The most distinctive thing about Derek Muller's Veritasium piece isn't its scope — it's the vivid detail with which he tells Oppenheimer's story. We hear about a 21-year-old Oppenheimer placing an apple laced with toxic chemicals on his tutor's desk, attempting to poison him. This is not standard biopic material. It's the kind of detail that makes a video essay stick in your head long after you've closed the tab.
The Troubled Young Physicist
Muller opens by framing why Oppenheimer matters: "he never won an Nobel Prize but he changed the world more than most Nobel Prize winners." This is a bold claim, and Muller builds it through a careful arc — from Oppenheimer's miserable early years at Cambridge to his transformation under Max Born's mentorship at Göttingen. The piece captures something often lost in standard retellings: how deeply unhappy Oppenheimer was during his student days. He wrote "I'm having a pretty bad time the lab work is a terrible boy and I'm so bad at it that it's impossible to feel that I'm learning anything."
The apple poisoning story is where Muller pulls his strongest material. "Robert attempted to poison blackett," he writes. "the specifics are lost to history there are conflicting reports if Oppenheimer used cyanite or something he found in the lab which would have just made blacket sick." The irony is almost comedic — Oppenheimer confirmed this attempt himself, yet somehow escaped expulsion thanks to his family's wealth and his father's lobbying. Muller notes this with understated precision: "Robert wasn't even expelled from Cambridge on the condition that he had periodic counseling sessions."
What makes this effective? It humanizes a figure often mythologized. The Manhattan Project director becomes someone who once lay on the floor of his room, groaning and rolling from side to side in emotional anguish.

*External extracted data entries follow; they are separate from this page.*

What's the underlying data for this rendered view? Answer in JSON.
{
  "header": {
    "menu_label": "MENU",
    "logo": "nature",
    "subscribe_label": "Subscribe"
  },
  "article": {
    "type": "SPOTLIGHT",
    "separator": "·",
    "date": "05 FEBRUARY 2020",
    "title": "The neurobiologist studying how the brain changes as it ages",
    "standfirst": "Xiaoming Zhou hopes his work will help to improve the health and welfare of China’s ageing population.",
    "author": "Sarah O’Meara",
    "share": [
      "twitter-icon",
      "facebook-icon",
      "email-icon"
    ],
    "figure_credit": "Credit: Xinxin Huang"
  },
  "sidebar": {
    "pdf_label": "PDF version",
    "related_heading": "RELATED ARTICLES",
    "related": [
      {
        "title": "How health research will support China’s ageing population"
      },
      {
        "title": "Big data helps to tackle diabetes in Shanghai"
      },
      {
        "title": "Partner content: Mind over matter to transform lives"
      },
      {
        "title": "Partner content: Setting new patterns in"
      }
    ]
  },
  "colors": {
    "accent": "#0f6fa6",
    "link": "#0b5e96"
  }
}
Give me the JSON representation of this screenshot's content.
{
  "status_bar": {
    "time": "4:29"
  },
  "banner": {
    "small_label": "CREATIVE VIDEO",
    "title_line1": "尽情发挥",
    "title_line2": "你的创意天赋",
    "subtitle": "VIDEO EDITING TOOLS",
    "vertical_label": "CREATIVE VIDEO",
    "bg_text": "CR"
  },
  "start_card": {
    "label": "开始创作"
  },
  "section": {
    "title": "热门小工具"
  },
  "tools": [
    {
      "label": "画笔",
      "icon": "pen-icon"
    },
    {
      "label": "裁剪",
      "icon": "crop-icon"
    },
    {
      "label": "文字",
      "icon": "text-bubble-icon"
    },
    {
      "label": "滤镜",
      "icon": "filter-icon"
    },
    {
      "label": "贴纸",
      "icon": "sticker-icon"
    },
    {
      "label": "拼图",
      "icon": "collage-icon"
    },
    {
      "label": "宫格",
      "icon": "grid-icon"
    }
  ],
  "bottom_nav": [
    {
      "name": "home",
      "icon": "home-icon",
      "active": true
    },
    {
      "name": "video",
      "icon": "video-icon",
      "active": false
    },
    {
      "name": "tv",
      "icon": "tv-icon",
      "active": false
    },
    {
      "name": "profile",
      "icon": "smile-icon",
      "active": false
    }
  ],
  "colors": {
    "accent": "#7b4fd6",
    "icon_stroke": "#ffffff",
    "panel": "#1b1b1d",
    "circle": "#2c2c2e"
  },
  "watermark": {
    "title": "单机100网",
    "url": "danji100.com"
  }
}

From Quantum Mechanics to Nuclear Physics
Muller shifts to Oppenheimer's intellectual development at Göttingen, where "under Max borne's mentorship Oppenheimer thrived his mental health improved and he found a community of people who were as obsessed with physics as he was." The piece traces how quantum mechanics absorbed Oppenheimer completely, then shows the transition to nuclear physics.
The explanation of chain reactions is where Muller earns his keep. He writes clearly: "if on average that number is one there will be a stable self sustaining Chain Reaction but it won't grow if it's less than one the reaction will die down and if it's more than one the reaction will grow this is known as the multiplication Factor K." This analogy to pandemics works because readers can visualize it. Muller then distinguishes bomb-making from power generation: "if you can make a nuclear power plant you can make a bombs the only real difference between the two is how many neutrons hit the next atom causing it to split."
The detail about sperm whale oil is the kind of specific, unexpected fact that makes science storytelling sing. The barrel lubrication problem — solved by oil from sperm whales — is exactly the type of material that rewards attentive viewers.
The Manhattan Project's Selection
Muller addresses why Oppenheimer was chosen for his role: "Groves thought that Oppenheimer was a real genius saying that why Oppenheimer knows about everything he can talk to you about anything you bring up well not exactly he doesn't know anything about sports." This is Muller at his best — finding the human detail that makes the history feel less like a textbook and more like an actual story.
The piece acknowledges the concerns: no Nobel Prize, no administrative experience, political connections. But Groves saw what mattered — "oppenheimer's ability to understand problems not just in physics but chemistry engineering and Metallurgy would be invaluable."
He was selected to be the Chief Architect of the atomic bomb, and that was all that mattered.
The Manhattan Project by this point involved over 600,000 people. Muller notes that Oppenheimer originally estimated he needed only about six scientists — "he was off by two orders of magnitude" — a revealing detail about how hard it is to estimate large-scale scientific coordination.
Bottom Line
Muller succeeds in making familiar history feel fresh. His strongest move is weaving Oppenheimer's personal struggles into the larger narrative: the young man who couldn't stand lab work becomes the scientist who built the bomb that changed civilization. The piece's vulnerability is its speed — some of the physics explanations are excellent, but they rush through decades in a few sentences. For viewers wanting more, this actually works as an invitation to dig deeper. The most lasting image Muller leaves us with isn't the bomb itself — it's the image of a 21-year-old Oppenheimer, rolling on the floor of his room, groaning.